January 30, 2014
The incident at Roosevelt High School on Tuesday, a frightening episode that ended when police shot a knife-wielding teen, generated headlines nationally. It also should spark a discussion locally about how Hawaii uses law enforcement and social services to solve problems with truant and runaway teens.
There are aspects of the Roosevelt shooting that complicate matters, setting it apart from any general rules one might want to craft. Although the boy, 17, had a truancy record, he also was armed. In addition, he had been diagnosed with mental illness including schizophrenia, for which his mother was pursuing treatment. Management of these cases is difficult, and it won’t be clear whether this particular occurrence might have been handled better until all the facts are in.
But in the meantime, there are disturbing statistics suggesting that Hawaii has not settled on the right approach with its troubled youths, overall.
Meda Chesney-Lind, a criminologist and University of Hawaii professor, told the Star-Advertiser that the most current available figures show that runaways represent a disproportionate share of the juvenile arrests in Hawaii, unlike most other states. The 2009 data she cited was startling: Of all juvenile arrests here, 36.7 percent were for running away — by far the nation’s highest proportion.
These are status offenses, crimes only because of the person’s age.
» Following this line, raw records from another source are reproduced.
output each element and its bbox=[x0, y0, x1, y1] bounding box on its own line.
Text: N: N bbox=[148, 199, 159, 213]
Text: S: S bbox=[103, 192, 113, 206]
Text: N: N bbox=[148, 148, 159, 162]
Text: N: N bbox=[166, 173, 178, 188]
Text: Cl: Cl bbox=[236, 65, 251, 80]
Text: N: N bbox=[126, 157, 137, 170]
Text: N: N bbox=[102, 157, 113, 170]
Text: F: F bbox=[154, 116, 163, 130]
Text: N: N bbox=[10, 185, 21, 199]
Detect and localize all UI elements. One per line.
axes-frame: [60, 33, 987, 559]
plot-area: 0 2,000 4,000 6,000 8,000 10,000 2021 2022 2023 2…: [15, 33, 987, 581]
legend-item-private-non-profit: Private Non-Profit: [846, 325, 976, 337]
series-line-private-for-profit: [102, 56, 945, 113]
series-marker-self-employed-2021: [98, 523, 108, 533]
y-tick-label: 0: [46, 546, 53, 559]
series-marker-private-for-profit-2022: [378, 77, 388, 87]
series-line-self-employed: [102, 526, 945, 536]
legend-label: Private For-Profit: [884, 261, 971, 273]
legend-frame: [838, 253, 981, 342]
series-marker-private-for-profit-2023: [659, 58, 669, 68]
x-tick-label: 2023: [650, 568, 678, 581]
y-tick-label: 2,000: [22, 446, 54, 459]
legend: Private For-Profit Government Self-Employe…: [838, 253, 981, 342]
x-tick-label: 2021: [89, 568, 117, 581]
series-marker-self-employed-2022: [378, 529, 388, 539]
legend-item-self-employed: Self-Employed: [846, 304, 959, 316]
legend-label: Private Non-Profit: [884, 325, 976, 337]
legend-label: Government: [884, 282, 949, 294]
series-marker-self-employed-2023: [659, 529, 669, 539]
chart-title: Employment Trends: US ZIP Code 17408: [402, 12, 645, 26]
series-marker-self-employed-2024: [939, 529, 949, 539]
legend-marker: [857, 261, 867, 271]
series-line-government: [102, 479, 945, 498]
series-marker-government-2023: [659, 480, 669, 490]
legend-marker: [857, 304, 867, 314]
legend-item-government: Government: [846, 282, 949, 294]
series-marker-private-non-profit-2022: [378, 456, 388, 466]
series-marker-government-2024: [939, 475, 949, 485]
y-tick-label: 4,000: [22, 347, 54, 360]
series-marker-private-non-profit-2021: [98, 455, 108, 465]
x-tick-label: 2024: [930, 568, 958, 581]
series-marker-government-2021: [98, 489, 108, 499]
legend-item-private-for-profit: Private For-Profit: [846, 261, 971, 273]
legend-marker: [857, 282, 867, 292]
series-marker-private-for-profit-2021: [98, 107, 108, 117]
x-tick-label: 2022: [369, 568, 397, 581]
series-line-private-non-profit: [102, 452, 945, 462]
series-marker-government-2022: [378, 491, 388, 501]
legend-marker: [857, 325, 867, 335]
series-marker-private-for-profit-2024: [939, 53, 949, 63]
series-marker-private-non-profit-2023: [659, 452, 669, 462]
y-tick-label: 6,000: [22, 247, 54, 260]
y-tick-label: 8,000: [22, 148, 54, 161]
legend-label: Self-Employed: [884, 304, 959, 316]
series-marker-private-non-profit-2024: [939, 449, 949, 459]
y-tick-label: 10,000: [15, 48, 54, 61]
While such laws are meant to flag minors on the verge of trouble, bringing them under the watchful eye of society, what often happens is the teens fall further off the safe path, and the problems deepen.
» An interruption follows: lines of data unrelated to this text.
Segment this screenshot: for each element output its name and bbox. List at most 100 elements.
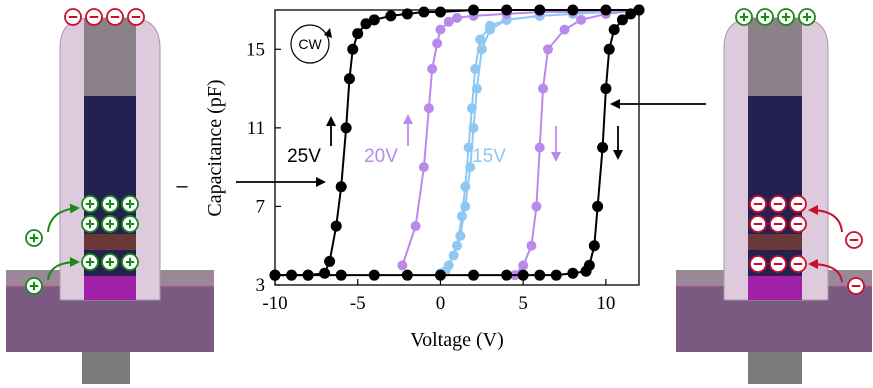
- data-point: [335, 181, 347, 193]
- pointer-symbol: –: [176, 175, 188, 197]
- x-tick-label: -5: [350, 293, 366, 314]
- data-point: [456, 211, 467, 222]
- x-tick-label: 0: [436, 293, 446, 314]
- data-point: [385, 10, 397, 22]
- data-point: [397, 260, 408, 271]
- data-point: [608, 24, 620, 36]
- x-tick-label: 5: [518, 293, 528, 314]
- data-point: [538, 83, 549, 94]
- y-tick-label: 7: [256, 196, 266, 217]
- data-point: [576, 14, 587, 25]
- data-point: [432, 38, 443, 49]
- p-contact: [84, 276, 136, 300]
- x-tick-label: 10: [596, 293, 615, 314]
- device-left: ⊖⊖⊖⊖ ⊕⊕⊕⊕⊕⊕ ⊕⊕⊕ ⊕⊕ –: [6, 8, 214, 384]
- sweep-direction-label: CW: [298, 36, 322, 52]
- data-point: [592, 200, 604, 212]
- data-point: [534, 269, 546, 281]
- data-point: [597, 142, 609, 153]
- series-label: 15V: [472, 146, 506, 167]
- data-point: [471, 83, 482, 94]
- x-axis-label: Voltage (V): [410, 329, 504, 351]
- series-25V: [269, 4, 645, 281]
- x-tick-label: -10: [262, 293, 287, 314]
- series-label: 20V: [364, 146, 398, 167]
- data-point: [434, 269, 446, 281]
- data-point: [452, 12, 462, 23]
- side-charges: ⊕⊕: [25, 229, 43, 295]
- series-label: 25V: [287, 146, 321, 167]
- hop-arrow-lower: [47, 257, 80, 281]
- y-tick-label: 3: [256, 275, 266, 296]
- data-point: [269, 269, 281, 281]
- side-charges: ⊖⊖: [845, 231, 865, 295]
- data-point: [633, 4, 645, 16]
- data-point: [468, 269, 480, 281]
- data-point: [476, 44, 487, 55]
- upper-charges: ⊖⊖⊖⊖⊖⊖: [749, 195, 807, 233]
- sweep-arrowhead: [324, 28, 332, 38]
- lower-charges: ⊕⊕⊕: [81, 253, 139, 271]
- annotations: 25V 20V 15V: [287, 114, 623, 167]
- data-point: [347, 43, 359, 55]
- sweep-circle: [290, 24, 330, 64]
- top-charges: ⊕⊕⊕⊕: [735, 8, 816, 26]
- trap-layer: [748, 234, 802, 250]
- top-charges: ⊖⊖⊖⊖: [64, 8, 145, 26]
- data-point: [475, 34, 486, 45]
- data-point: [340, 122, 352, 134]
- trap-layer: [84, 234, 136, 250]
- data-point: [580, 265, 592, 277]
- data-point: [418, 6, 430, 18]
- data-point: [501, 4, 513, 16]
- data-point: [343, 73, 355, 85]
- y-axis-label: Capacitance (pF): [204, 79, 226, 216]
- data-point: [460, 201, 471, 212]
- data-point: [435, 24, 446, 35]
- data-point: [600, 4, 612, 16]
- upper-charges: ⊕⊕⊕⊕⊕⊕: [81, 195, 139, 233]
- data-point: [368, 269, 380, 281]
- data-point: [360, 18, 372, 30]
- data-point: [319, 267, 331, 279]
- hysteresis-chart: -10 -5 0 5 10 3 7 11 15 Voltage (V) Capacitance…: [204, 4, 645, 351]
- sweep-direction-indicator: CW: [290, 24, 332, 64]
- data-point: [531, 201, 542, 212]
- data-point: [534, 142, 545, 153]
- data-point: [534, 4, 546, 16]
- data-point: [485, 24, 496, 35]
- data-point: [559, 24, 570, 35]
- data-point: [588, 240, 600, 252]
- data-point: [401, 269, 413, 281]
- data-point: [603, 43, 615, 55]
- y-tick-label: 11: [247, 118, 265, 139]
- data-point: [518, 260, 529, 271]
- lower-charges: ⊖⊖⊖: [749, 255, 807, 273]
- data-point: [368, 14, 380, 26]
- data-point: [335, 269, 347, 281]
- data-point: [324, 255, 336, 267]
- data-point: [567, 4, 579, 16]
- data-point: [401, 8, 413, 20]
- p-contact: [748, 276, 802, 300]
- data-point: [434, 6, 446, 18]
- data-point: [468, 122, 479, 133]
- bottom-contact: [82, 352, 130, 384]
- hop-arrow-upper: [808, 205, 843, 233]
- gate-metal: [748, 18, 802, 96]
- data-point: [443, 16, 454, 27]
- data-point: [302, 269, 314, 281]
- data-point: [455, 230, 466, 241]
- data-point: [423, 103, 434, 114]
- data-point: [352, 28, 364, 40]
- data-point: [567, 267, 579, 279]
- series-line-reverse: [514, 9, 640, 276]
- data-point: [517, 269, 529, 281]
- data-point: [410, 221, 421, 232]
- data-point: [526, 240, 537, 251]
- y-tick-label: 15: [246, 39, 265, 60]
- gate-metal: [84, 18, 136, 96]
- y-axis-ticks: 3 7 11 15: [246, 39, 281, 296]
- data-point: [501, 269, 513, 281]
Fortunately, there’s momentum building for a change in direction.
David Hipp, executive director of the state Office of Youth Services, hopes to open the first “assessment center” later this year at an undetermined Kalihi site, a project funded last legislative session with a $400,000 appropriation.
When the pilot project launches, Hipp said, police in the Kalihi area and the rest of District 5 would bring juvenile runaways and truants here, instead of to the police station, where staff would determine what services might help them. They’d be given a civil citation and a chance to do follow-up work, sometimes involving family therapy; later, if the program is successful, the teen’s criminal record would be expunged, he added.
The youth office has a request in the administration’s supplemental budget bill to fund the next two centers, one each on Maui and Kauai, he said.
This is only one of several pieces of legislation moving through state Capitol hearings that seek alternatives to juvenile detention, bills deserving of full consideration.
Among them is Senate Bill 391, to launch a two-year pilot establishing a network of “safe places” where youths can go to access services; this proposal got as far as conference committee review last session and was carried over to 2014.
There is also House Bill 2037, seeking $50,000 to continue Project Kealahou that targets adolescent girls who have endured trauma for special treatment.
Yet another measure, HB 2490, follows up on the recommendation of the Hawaii Juvenile Justice Working Group. The bill would reform the way juvenile detention is applied to cases, with the goal of reserving the youth detention space for those posing a higher risk, while alternative approaches are tried in lesser cases.
Hawaii seems to be lagging behind other states in implementing such strategies, Hipp said. And that’s all the more reason why Hawaii should lose no more time in redirecting its programs aimed at helping its troubled youth.
Surely some will always end up in the criminal justice system, but branding so many of them criminals at the outset can’t be the default option.
Honolulu Star-Advertiser. Editorial. “Change how we handle runaways.” Published Jan. 30, 2014.